LOST IN THE DESERT.

On the afternoon in which last chapter’s events occurred, a train of three wagons plodded slowly up to the southern bank of the Gila, about twenty miles east from the place where Pedro forded it. Here was quite a good ford, and it was somewhat in use, being on a northern trail—one of the many from Mexico to the north. The country about it was exactly similar to that around the other ford with one exception—away in the east, Vulture Mountain was barely visible in the distance. From that mountain toward the east the Gila river was constantly under the quiet supervision of a sandy-rocky range of disconnected mountains, to its extreme source. But here all was flat, sterile, and quiet.

The wagons were accompanied by several horsemen, and one horsewoman—or rather, young girl. In fact, these were almost the entire party, the only ones in the wagons being the teamster, one American, and two Canadians.

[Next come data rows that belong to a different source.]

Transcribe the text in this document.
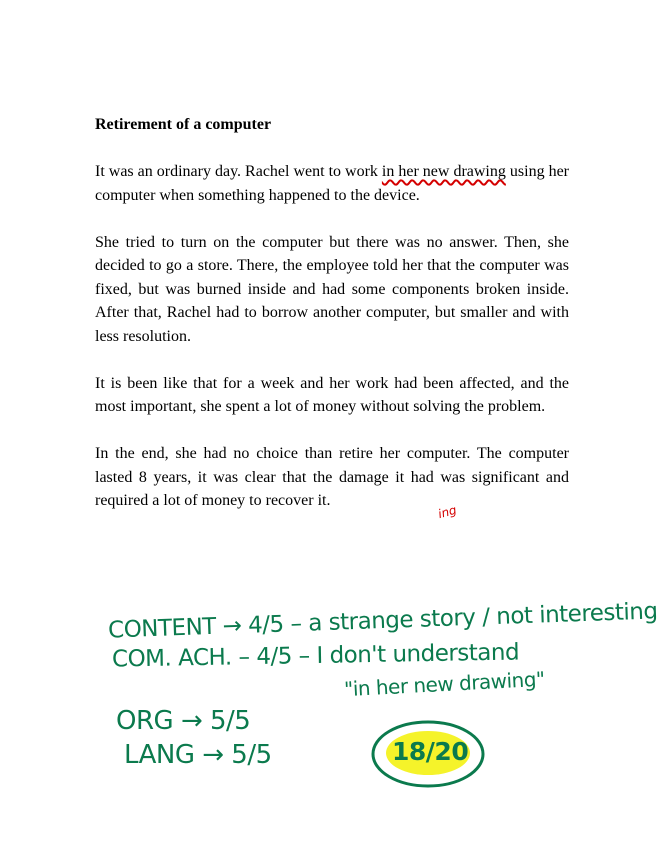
Retirement of a computer

It was an ordinary day. Rachel went to work in her new drawing using her computer when something happened to the device.

She tried to turn on the computer but there was no answer. Then, she decided to go a store. There, the employee told her that the computer was fixed, but was burned inside and had some components broken inside. After that, Rachel had to borrow another computer, but smaller and with less resolution.

It is been like that for a week and her work had been affected, and the most important, she spent a lot of money without solving the problem.

In the end, she had no choice than retire her computer. The computer lasted 8 years, it was clear that the damage it had was significant and required a lot of money to recover it.

ing
CONTENT → 4/5 – a strange story / not interesting
COM. ACH. – 4/5 – I don't understand
"in her new drawing"
ORG → 5/5
LANG → 5/5	18/20
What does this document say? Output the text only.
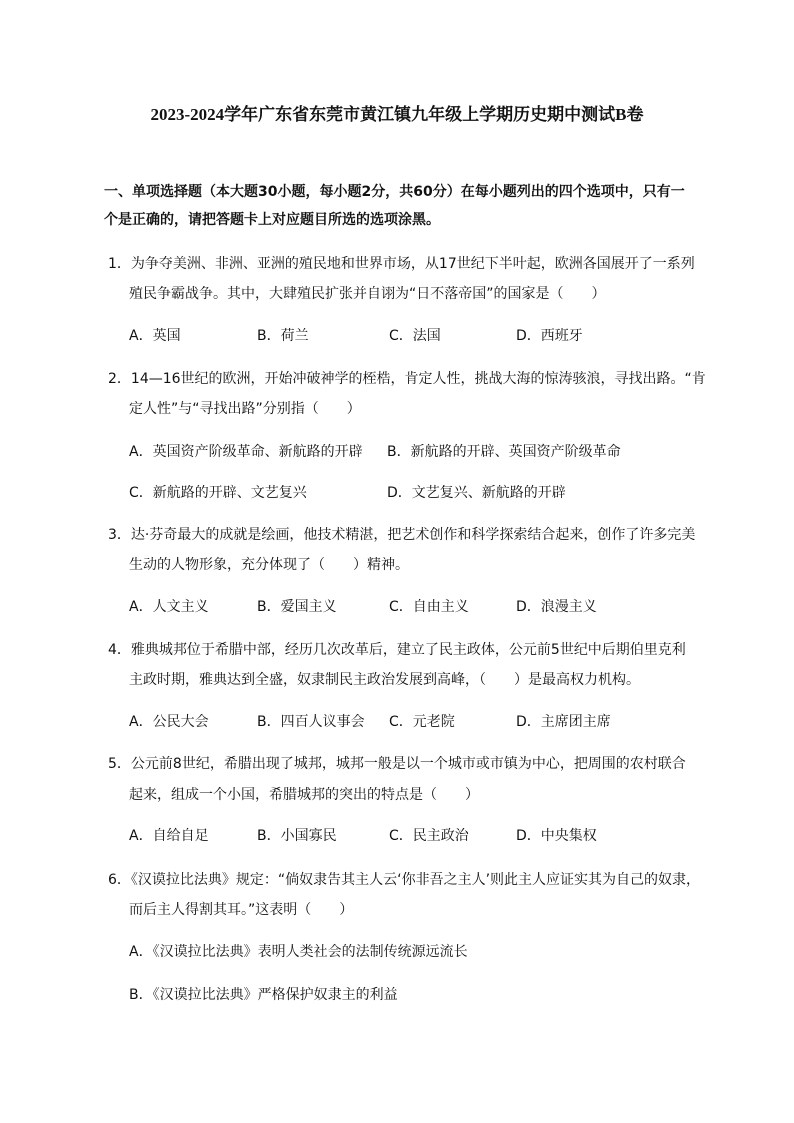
2023-2024学年广东省东莞市黄江镇九年级上学期历史期中测试B卷
一、单项选择题（本大题30小题，每小题2分，共60分）在每小题列出的四个选项中，只有一
个是正确的，请把答题卡上对应题目所选的选项涂黑。
1．为争夺美洲、非洲、亚洲的殖民地和世界市场，从17世纪下半叶起，欧洲各国展开了一系列
殖民争霸战争。其中，大肆殖民扩张并自诩为“日不落帝国”的国家是（　　）
A．英国	B．荷兰	C．法国	D．西班牙
2．14—16世纪的欧洲，开始冲破神学的桎梏，肯定人性，挑战大海的惊涛骇浪，寻找出路。“肯
定人性”与“寻找出路”分别指（　　）
A．英国资产阶级革命、新航路的开辟 B．新航路的开辟、英国资产阶级革命
C．新航路的开辟、文艺复兴	D．文艺复兴、新航路的开辟
3．达·芬奇最大的成就是绘画，他技术精湛，把艺术创作和科学探索结合起来，创作了许多完美
生动的人物形象，充分体现了（　　）精神。
A．人文主义	B．爱国主义	C．自由主义	D．浪漫主义
4．雅典城邦位于希腊中部，经历几次改革后，建立了民主政体，公元前5世纪中后期伯里克利
主政时期，雅典达到全盛，奴隶制民主政治发展到高峰，（　　）是最高权力机构。
A．公民大会	B．四百人议事会 C．元老院	D．主席团主席
5．公元前8世纪，希腊出现了城邦，城邦一般是以一个城市或市镇为中心，把周围的农村联合
起来，组成一个小国，希腊城邦的突出的特点是（　　）
A．自给自足	B．小国寡民	C．民主政治	D．中央集权
6．《汉谟拉比法典》规定：“倘奴隶告其主人云‘你非吾之主人’则此主人应证实其为自己的奴隶，
而后主人得割其耳。”这表明（　　）
A．《汉谟拉比法典》表明人类社会的法制传统源远流长
B．《汉谟拉比法典》严格保护奴隶主的利益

It was a small train—a “whiffit-outfit.” Three wagons were a small number beside the dozens that generally consorted. It could easily be seen it was not the property of a large stock-owner or freighter, but was evidently the property of a single man—an emigrant.

It was even so. The man yonder on the verge of the bank—that sturdy, bronzed man of fifty or thereabouts, about whom the other horsemen gather, is the owner: Joel Wheeler, a northern New Yorker.

Hearing of the rapid fortunes which were constantly being made by enterprising Americans in Mexico, he had left a comfortable home in New York to gain immense riches. After being in that “golden” land for several years he had found out what many others had done before him—that the men in Mexico were as keen and shrewd at a bargain as any one else—in fact, many times more so.

His exchequer ran low; marauding savages and violent disease thinned his flocks; his native servants plundered him; until, completely disgusted and homesick, he packed his goods and chattels and started, en route for his old State.

His daughter, the horsewoman on the sorrel pony, was a sweet, lovely girl of eighteen. Blessed with natural beauty, the several years’ sojourn in Mexico had done much to enliven and develop it—being a brunette she was rendered doubly comely by the fresh, dry air of that country.

Another of its pleasant freaks had it played upon her; it had given her that much to be desired blessing, perfect health. From a pallid, feeble invalid she had become a jovial, blooming maid—a very picture of sound health. During her residence in Mexico she had, without losing her northern modesty and chastity, contracted the universal abandon of the graceful, indolent people, which, while it detracted nothing from her purity, visibly added to her external attractions. In one respect, however, she still clung to her former breeding—her equitation. While it was, and is, customary for Mexican ladies, when so inclined, to ride astride of a horse, and while she knew it was much the easiest way, she still rode, as she termed it, “in civilized fashion.”

Christina Wheeler (Christina being curtailed to the tantalizing appellation of Kissie) was a courageous, high-spirited girl. Though being in possession of several masculine traits, she still preserved that feminine reserve and chariness of conduct which is so necessary in male eyes, and without which woman sinks to the level of a beautiful, favorite dog, or a precise, costly gem. She was a kind and beloved mistress to the few servants; and while treating them graciously and well, brooked no unseemly or obtrusive familiarity. Besides her beauty she was no nobler nor more intellectual than scores of women one may chance upon during a day’s ride through a prosperous and refined district. But her beauty was regal—more—bewitching, as many a disappointed Mexican dandy only too well remembered, who had basked in her impartial smiles only to mope and sulk afterward.